Welcome
About Me
My name is Vanita Naidoo. I am a researcher, civic leader, and educator with a doctorate. My work focuses on amplifying the voices and experiences of historically marginalized communities.
I investigate how people of color and queer individuals experience natural environments, focusing on how these settings influence wellbeing, belonging, and community. Currently, I am a Visiting Assistant Professor in the Department of Sociology at Salem State University.
Early Scholarship
My early scholarship primarily focused on the relationship between identity and access to nature in campus design. As a physical symbol, the university campus reflects white spatial hierarchies and can harm those who challenge these structures, such as BIPOC and LGBTQIA+ communities. In this project, I used a survey and focus groups to learn more about how students engaged with the traditional design choices at this community college.
Photo Source: NYU's former University Heights Campus in the Bronx
The campus, a relic of past empires, reflects its colonial history in its architecture. My research examined the roots of the American higher education system and uncovered how white spatial imaginaries influence campus design, affecting both built structures and natural landscapes, and shape student perspectives.
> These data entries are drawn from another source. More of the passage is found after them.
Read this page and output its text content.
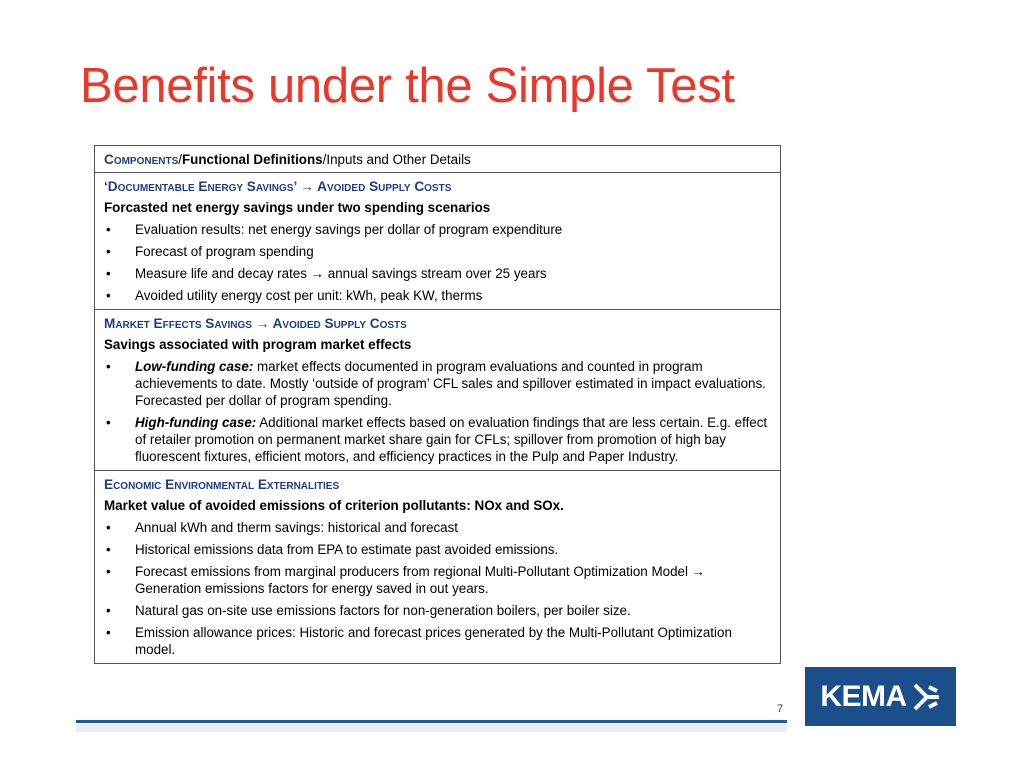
Benefits under the Simple Test
Components/Functional Definitions/Inputs and Other Details
‘Documentable Energy Savings’ → Avoided Supply Costs
Forcasted net energy savings under two spending scenarios
• Evaluation results: net energy savings per dollar of program expenditure
• Forecast of program spending
• Measure life and decay rates → annual savings stream over 25 years
• Avoided utility energy cost per unit: kWh, peak KW, therms
Market Effects Savings → Avoided Supply Costs
Savings associated with program market effects
• Low-funding case: market effects documented in program evaluations and counted in program achievements to date. Mostly ‘outside of program’ CFL sales and spillover estimated in impact evaluations. Forecasted per dollar of program spending.
• High-funding case: Additional market effects based on evaluation findings that are less certain. E.g. effect of retailer promotion on permanent market share gain for CFLs; spillover from promotion of high bay fluorescent fixtures, efficient motors, and efficiency practices in the Pulp and Paper Industry.
Economic Environmental Externalities
Market value of avoided emissions of criterion pollutants: NOx and SOx.
• Annual kWh and therm savings: historical and forecast
• Historical emissions data from EPA to estimate past avoided emissions.
• Forecast emissions from marginal producers from regional Multi-Pollutant Optimization Model → Generation emissions factors for energy saved in out years.
• Natural gas on-site use emissions factors for non-generation boilers, per boiler size.
• Emission allowance prices: Historic and forecast prices generated by the Multi-Pollutant Optimization model.
7 KEMA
Examining restorative experiences, I further challenge existing structures. At the CUNY Graduate Center, we were encouraged to dismantle white supremacy by exposing it and prioritizing the empowerment of marginalized identities. Nature is a third space where restorative justice takes place; therefore, my book, “Campus Design and the Community College Experience: An Exploration of Stress, Belonging, and Identity,” explores socio-spatial relationships, nature, and race.
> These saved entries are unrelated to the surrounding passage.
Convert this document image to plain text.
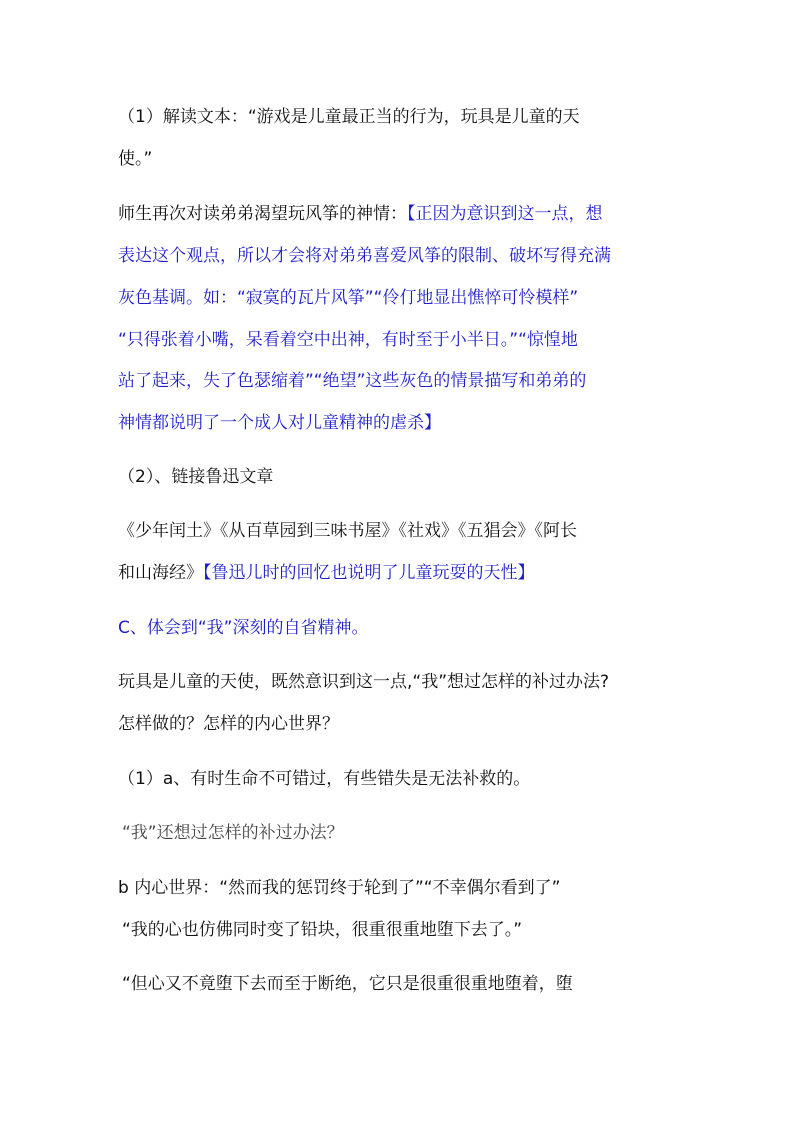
（1）解读文本：“游戏是儿童最正当的行为，玩具是儿童的天
使。”
师生再次对读弟弟渴望玩风筝的神情：【正因为意识到这一点，想
表达这个观点，所以才会将对弟弟喜爱风筝的限制、破坏写得充满
灰色基调。如：“寂寞的瓦片风筝”“伶仃地显出憔悴可怜模样”
“只得张着小嘴，呆看着空中出神，有时至于小半日。”“惊惶地
站了起来，失了色瑟缩着”“绝望”这些灰色的情景描写和弟弟的
神情都说明了一个成人对儿童精神的虐杀】
（2）、链接鲁迅文章
《少年闰土》《从百草园到三味书屋》《社戏》《五猖会》《阿长
和山海经》【鲁迅儿时的回忆也说明了儿童玩耍的天性】
C、体会到“我”深刻的自省精神。
玩具是儿童的天使，既然意识到这一点,“我”想过怎样的补过办法?
怎样做的？怎样的内心世界？
（1）a、有时生命不可错过，有些错失是无法补救的。
“我”还想过怎样的补过办法？
b 内心世界：“然而我的惩罚终于轮到了”“不幸偶尔看到了”
“我的心也仿佛同时变了铅块，很重很重地堕下去了。”
“但心又不竟堕下去而至于断绝，它只是很重很重地堕着，堕
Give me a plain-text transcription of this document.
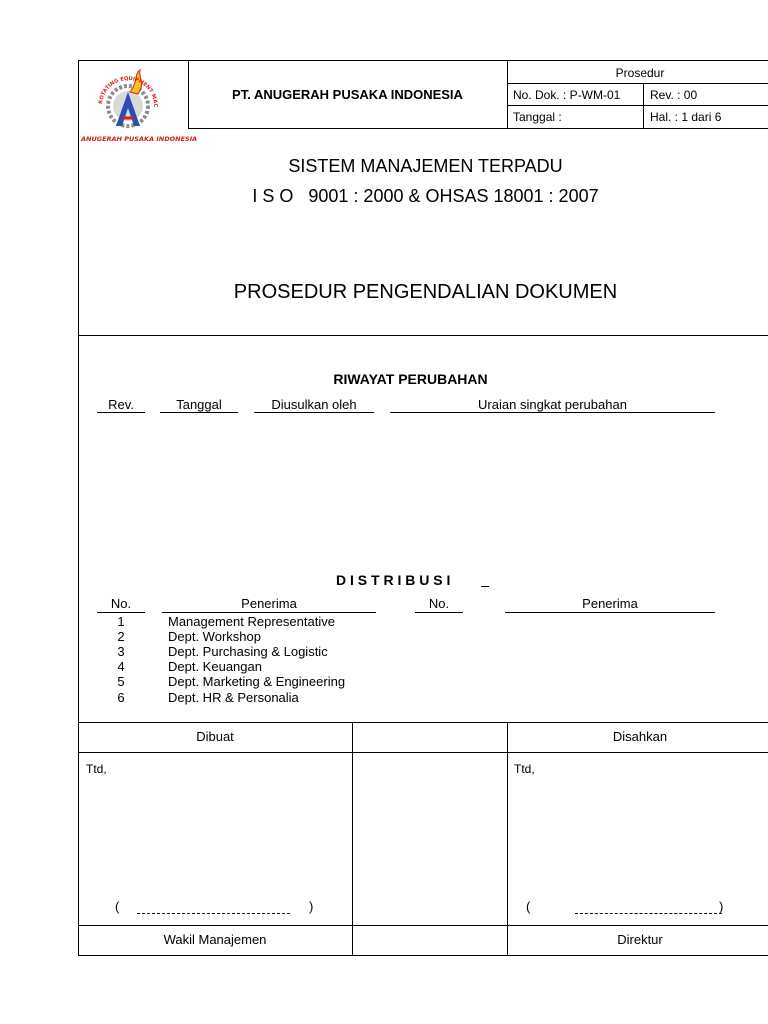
ROTATING EQUIPMENT MAC
ANUGERAH PUSAKA INDONESIA
PT. ANUGERAH PUSAKA INDONESIA
Prosedur
No. Dok. : P-WM-01 Rev. : 00
Tanggal :	Hal. : 1 dari 6
SISTEM MANAJEMEN TERPADU
I S O   9001 : 2000 & OHSAS 18001 : 2007
PROSEDUR PENGENDALIAN DOKUMEN
RIWAYAT PERUBAHAN
Rev.	Tanggal	Diusulkan oleh	Uraian singkat perubahan
D I S T R I B U S I
No.	Penerima	No.	Penerima
1	Management Representative
2	Dept. Workshop
3	Dept. Purchasing & Logistic
4	Dept. Keuangan
5	Dept. Marketing & Engineering
6	Dept. HR & Personalia
Dibuat	Disahkan
Ttd,	Ttd,
(	)	(	)
Wakil Manajemen	Direktur
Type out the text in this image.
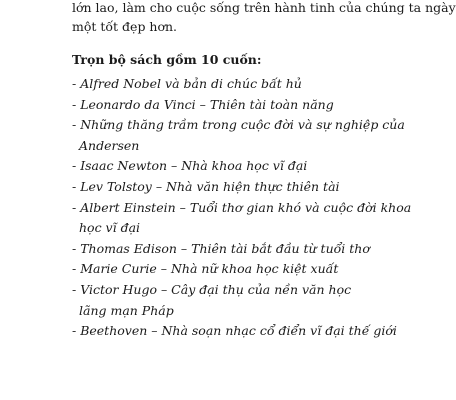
lớn lao, làm cho cuộc sống trên hành tinh của chúng ta ngày
một tốt đẹp hơn.

Trọn bộ sách gồm 10 cuốn:

- Alfred Nobel và bản di chúc bất hủ
- Leonardo da Vinci – Thiên tài toàn năng
- Những thăng trầm trong cuộc đời và sự nghiệp của
Andersen
- Isaac Newton – Nhà khoa học vĩ đại
- Lev Tolstoy – Nhà văn hiện thực thiên tài
- Albert Einstein – Tuổi thơ gian khó và cuộc đời khoa
học vĩ đại
- Thomas Edison – Thiên tài bắt đầu từ tuổi thơ
- Marie Curie – Nhà nữ khoa học kiệt xuất
- Victor Hugo – Cây đại thụ của nền văn học
lãng mạn Pháp
- Beethoven – Nhà soạn nhạc cổ điển vĩ đại thế giới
Published by Routledge in 2022, this research project was conducted in the Bronx, New York. After a decade of teaching at community colleges in New York, this project focused on historically marginalized identities and restorative practices. I explore how colonialism and segregation have racialized the use and perception of shared outdoor spaces. Kimberlé Crenshaw, W.E.B. Du Bois, and Paolo Freire have shaped my understanding of whiteness and privilege. As a result, my scholarship reveals how natural environments sustain historic forms of oppression that marginalize queer and BIPOC communities.
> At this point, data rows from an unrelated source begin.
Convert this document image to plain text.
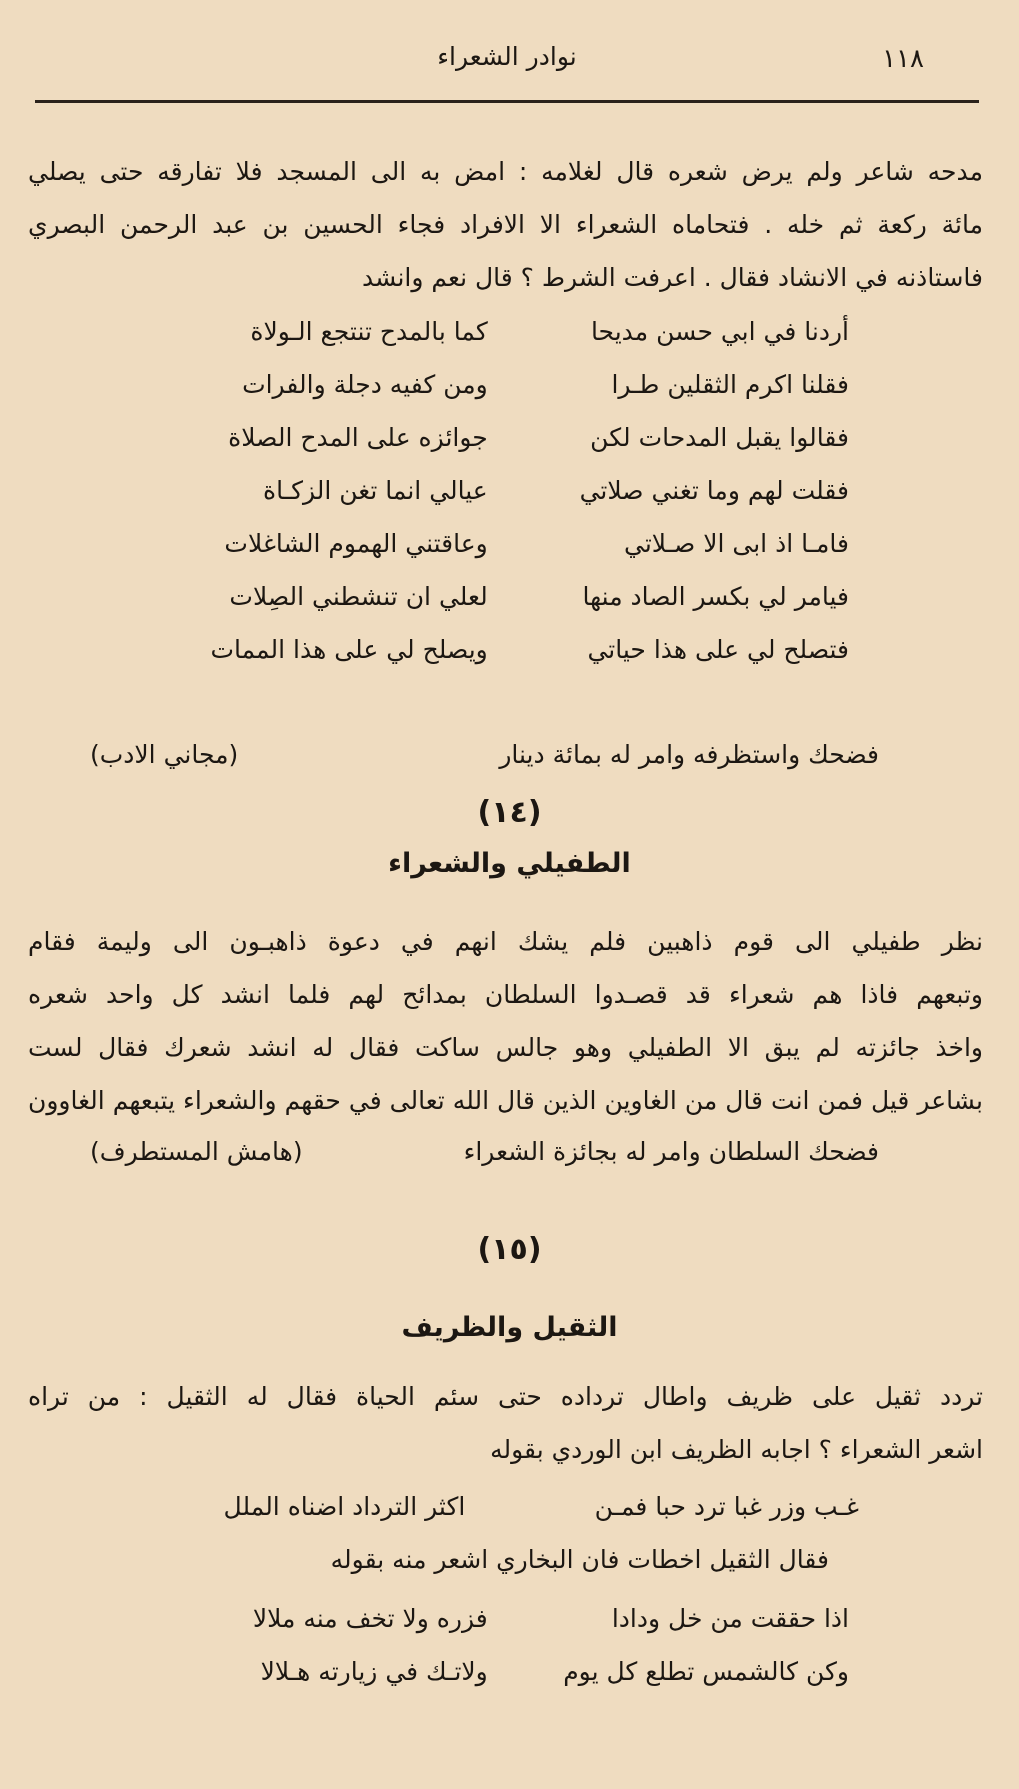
١١٨
نوادر الشعراء
مدحه شاعر ولم يرض شعره قال لغلامه : امض به الى المسجد فلا تفارقه حتى يصلي
مائة ركعة ثم خله . فتحاماه الشعراء الا الافراد فجاء الحسين بن عبد الرحمن البصري
فاستاذنه في الانشاد فقال . اعرفت الشرط ؟ قال نعم وانشد
أردنا في ابي حسن مديحا
كما بالمدح تنتجع الـولاة
فقلنا اكرم الثقلين طـرا
ومن كفيه دجلة والفرات
فقالوا يقبل المدحات لكن
جوائزه على المدح الصلاة
فقلت لهم وما تغني صلاتي
عيالي انما تغن الزكـاة
فامـا اذ ابى الا صـلاتي
وعاقتني الهموم الشاغلات
فيامر لي بكسر الصاد منها
لعلي ان تنشطني الصِلات
فتصلح لي على هذا حياتي
ويصلح لي على هذا الممات
فضحك واستظرفه وامر له بمائة دينار
(مجاني الادب)
(١٤)
الطفيلي والشعراء
نظر طفيلي الى قوم ذاهبين فلم يشك انهم في دعوة ذاهبـون الى وليمة فقام
وتبعهم فاذا هم شعراء قد قصـدوا السلطان بمدائح لهم فلما انشد كل واحد شعره
واخذ جائزته لم يبق الا الطفيلي وهو جالس ساكت فقال له انشد شعرك فقال لست
بشاعر قيل فمن انت قال من الغاوين الذين قال الله تعالى في حقهم والشعراء يتبعهم الغاوون
فضحك السلطان وامر له بجائزة الشعراء
(هامش المستطرف)
(١٥)
الثقيل والظريف
تردد ثقيل على ظريف واطال ترداده حتى سئم الحياة فقال له الثقيل : من تراه
اشعر الشعراء ؟ اجابه الظريف ابن الوردي بقوله
غـب وزر غبا ترد حبا فمـن
اكثر الترداد اضناه الملل
فقال الثقيل اخطات فان البخاري اشعر منه بقوله
اذا حققت من خل ودادا
فزره ولا تخف منه ملالا
وكن كالشمس تطلع كل يوم
ولاتـك في زيارته هـلالا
Book review: Community College Review
Recent Projects
Photo Source: A Place for Chapel Hill's Silent Sam
I spent the 2020 lockdown teaching remotely at the State University of New York. During this period, I explored the impact of historic forms of oppression from a regional perspective. Witnessing national policies and the normalized hate speech targeting BIPOC, LGBTQIA+ individuals, and immigrants influenced my second project, a comparative analysis of two historic Southern universities. From 2021 to 2022, I conducted studies at the University of North Carolina at Chapel Hill and the University of Georgia. By conducting multiple focus groups and collecting over 2,800 survey responses, I learned about the contemporary student experience.
While my initial research examined how Eurocentric values were transmitted through design choices, this study focused on how students developed a sense of belonging, well-being, and community at these campuses through contact with nature and historic campus design.
I aimed to capture how marginalized groups experienced the pandemic, education, and social movements on their campus in the shadows of Confederate statues. My manuscript, “Green Space as a Foundation for Student Wellbeing in Higher Education,” published by Routledge in June 2025, served as the basis for my next project on the experience of green space at SUNY Old Westbury in New York.
My article, “Understanding Student Experience of Campus Green Space Post COVID-19,” was published in the Journal of American College Health. This suburban university, with its expansive landscape, served as an interesting case study of the LGBTQIA+ and BIPOC experiences at a predominantly white institution.
At this campus, there was a noticeable racial dimension to how students navigated the environment; therefore, feedback from non-white participants offered unique insights into the relationship between engagement with green space and marginalized identities. In "Intersectional Identities, Inequality, and Public Green Space", I translate my scholarship into a policy proposal on inclusive planning practices.